Thursday 23 April 2015

I'M 18

Last week was my 18th birthday and it's a weird one. I'm now technically an adult, and do I feel like an adult? To hell I do. My 18th birthday was a Thursday and I spent it like any other Thursday, I went to college and had biology and sociology lessons, I moaned about the 9am start and I watched Netflix in the empty classroom with my friends like we do every Thursday in the three hour break between our morning and afternoon lessons. And everything is normal except the slight little things like I'm suddenly being invited out to the pub to celebrate, and I can go out to Tesco and buy a bottle of wine when we run out at home, and I can book my own doctors and dentists appointments if I feel like it. And most prominently I'm can vote in the major election in May. There's no way I'm old enough or qualitifed enough or grown up enough to have a say in our country's future.

When I was younger I had it all sussed. 18 seemed like light years away, I knew what I wanted with my life, books about fifteen and sixteen year olds had taught me everything I needed to know. When I was younger I had the same image of my future that every single girl has had at some point in her lives. 'When I am sixteen I will have a boyfriend and be friends with all my primary school friends and I will be super cool and popular and go to parties all the time and everyone will be nice and I will get straight As at school and then I will go off to university to study creative writing and then I'll make my future as a best-selling author.' And that's so far from relaity now I feel bad for younger me.

My reality is that now, at just 18, my friends and I would rather sit at home and have naps and play Cards Against Humanity than go out (we recently opted out of a party in favour of a pizza-pj-party at home). I am still in contact with two people from primary school, they are two of my best friends, but I don't have the slightest idea what any of my other primary school friends are doing now, and to be honest I don't really care. And everyone is not as nice and friendly as you would except people to be as they get older.

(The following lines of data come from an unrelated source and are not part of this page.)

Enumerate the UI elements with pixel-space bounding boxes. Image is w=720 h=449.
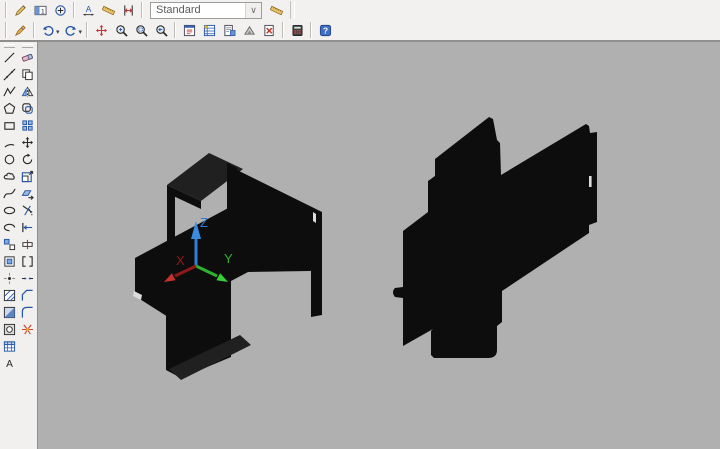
point-icon[interactable] xyxy=(1,270,18,286)
dimension-update-icon[interactable] xyxy=(98,1,118,20)
erase-icon[interactable] xyxy=(19,49,36,65)
chamfer-icon[interactable] xyxy=(19,287,36,303)
toolbar-separator xyxy=(33,22,35,38)
zoom-previous-icon[interactable] xyxy=(151,21,171,40)
region-icon[interactable] xyxy=(1,321,18,337)
drawing-canvas[interactable]: Z Y X xyxy=(38,42,720,449)
break-icon[interactable] xyxy=(19,253,36,269)
calculator-icon[interactable] xyxy=(287,21,307,40)
svg-text:A: A xyxy=(6,359,13,370)
svg-text:1: 1 xyxy=(41,8,45,15)
mirror-icon[interactable] xyxy=(19,83,36,99)
spline-icon[interactable] xyxy=(1,185,18,201)
revision-cloud-icon[interactable] xyxy=(1,168,18,184)
ellipse-icon[interactable] xyxy=(1,202,18,218)
toolbar-separator xyxy=(86,22,88,38)
ucs-x-label: X xyxy=(176,253,185,268)
fillet-icon[interactable] xyxy=(19,304,36,320)
dimension-toolbar: 1 A Standard ∨ xyxy=(0,0,720,20)
toolbar-separator xyxy=(282,22,284,38)
rectangle-icon[interactable] xyxy=(1,117,18,133)
designcenter-icon[interactable] xyxy=(219,21,239,40)
scale-icon[interactable] xyxy=(19,168,36,184)
trim-icon[interactable] xyxy=(19,202,36,218)
dimension-update-icon[interactable] xyxy=(266,1,286,20)
draw-toolbar: A xyxy=(1,42,18,372)
dim-style-dropdown[interactable]: Standard ∨ xyxy=(150,2,262,19)
properties-icon[interactable] xyxy=(179,21,199,40)
join-icon[interactable] xyxy=(19,270,36,286)
construction-line-icon[interactable] xyxy=(1,66,18,82)
chevron-down-icon[interactable]: ∨ xyxy=(245,3,261,18)
stretch-icon[interactable] xyxy=(19,185,36,201)
toolbar-separator xyxy=(73,2,75,18)
explode-icon[interactable] xyxy=(19,321,36,337)
sheetset-icon[interactable] xyxy=(239,21,259,40)
make-block-icon[interactable] xyxy=(1,253,18,269)
dimension-edit-icon[interactable] xyxy=(10,1,30,20)
cad-application-window: { "header": { "dimension_toolbar": { "st… xyxy=(0,0,720,449)
zoom-realtime-icon[interactable] xyxy=(111,21,131,40)
dimension-style-icon[interactable]: 1 xyxy=(30,1,50,20)
svg-text:?: ? xyxy=(322,25,327,35)
toolbar-grip[interactable] xyxy=(4,44,15,48)
circle-icon[interactable] xyxy=(1,151,18,167)
offset-icon[interactable] xyxy=(19,100,36,116)
dim-style-value: Standard xyxy=(156,4,201,16)
toolbar-separator xyxy=(174,22,176,38)
undo-icon[interactable] xyxy=(38,21,58,40)
undo-menu-arrow-icon[interactable]: ▾ xyxy=(56,28,60,36)
gradient-icon[interactable] xyxy=(1,304,18,320)
break-point-icon[interactable] xyxy=(19,236,36,252)
folded-box-object[interactable] xyxy=(133,153,322,380)
toolbar-edge xyxy=(290,1,295,19)
dimension-space-icon[interactable] xyxy=(118,1,138,20)
markup-icon[interactable] xyxy=(259,21,279,40)
polygon-icon[interactable] xyxy=(1,100,18,116)
toolbar-separator xyxy=(5,22,7,38)
layers-icon[interactable] xyxy=(199,21,219,40)
redo-menu-arrow-icon[interactable]: ▾ xyxy=(79,28,83,36)
arc-icon[interactable] xyxy=(1,134,18,150)
help-icon[interactable]: ? xyxy=(315,21,335,40)
unfolded-blank-object[interactable] xyxy=(393,117,597,358)
svg-text:A: A xyxy=(85,4,91,14)
center-mark-icon[interactable] xyxy=(50,1,70,20)
rotate-icon[interactable] xyxy=(19,151,36,167)
modify-toolbar xyxy=(19,42,36,338)
text-icon[interactable]: A xyxy=(1,355,18,371)
move-icon[interactable] xyxy=(19,134,36,150)
insert-block-icon[interactable] xyxy=(1,236,18,252)
ellipse-arc-icon[interactable] xyxy=(1,219,18,235)
hatch-icon[interactable] xyxy=(1,287,18,303)
line-icon[interactable] xyxy=(1,49,18,65)
zoom-window-icon[interactable] xyxy=(131,21,151,40)
pan-icon[interactable] xyxy=(91,21,111,40)
table-icon[interactable] xyxy=(1,338,18,354)
polyline-icon[interactable] xyxy=(1,83,18,99)
toolbar-separator xyxy=(5,2,7,18)
toolbar-separator xyxy=(141,2,143,18)
ucs-y-label: Y xyxy=(224,251,233,266)
left-toolbar-panel: A xyxy=(0,42,38,449)
toolbar-grip[interactable] xyxy=(22,44,33,48)
dimension-text-edit-icon[interactable]: A xyxy=(78,1,98,20)
extend-icon[interactable] xyxy=(19,219,36,235)
sketch-icon[interactable] xyxy=(10,21,30,40)
standard-toolbar: ▾ ▾? xyxy=(0,20,720,42)
redo-icon[interactable] xyxy=(61,21,81,40)
ucs-z-label: Z xyxy=(200,215,208,230)
array-icon[interactable] xyxy=(19,117,36,133)
copy-icon[interactable] xyxy=(19,66,36,82)
toolbar-separator xyxy=(310,22,312,38)
model-space: Z Y X xyxy=(38,42,720,449)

In reality I did not get straight As at school, and now I am watching all my friends prepare to start university while I still have another year at home. In reality I dropped out of A-Levels and now do a BTEC Level 3 in Health and Social Care. I never thought I would be here when I stared Year 12, and I never though BTEC would suit me so much more than school ever did. I never thought I'd be this happy in education. But that's a different story. In reality, while I would still love to be an author, I'm going to study nursing at university and then I'm going to become a midwife. That's something I never even considered as a child, but it's been my dream for the past six years and I'm so excited to make that happen.

Life is never what you think it's going to be, it never plans out the way it did when you were ten, but I'm pretty damn happy with my lot, and though it's never what I imagined, I wouldn't trade it for my younger self's dreams at all. Happy 18th birthday me.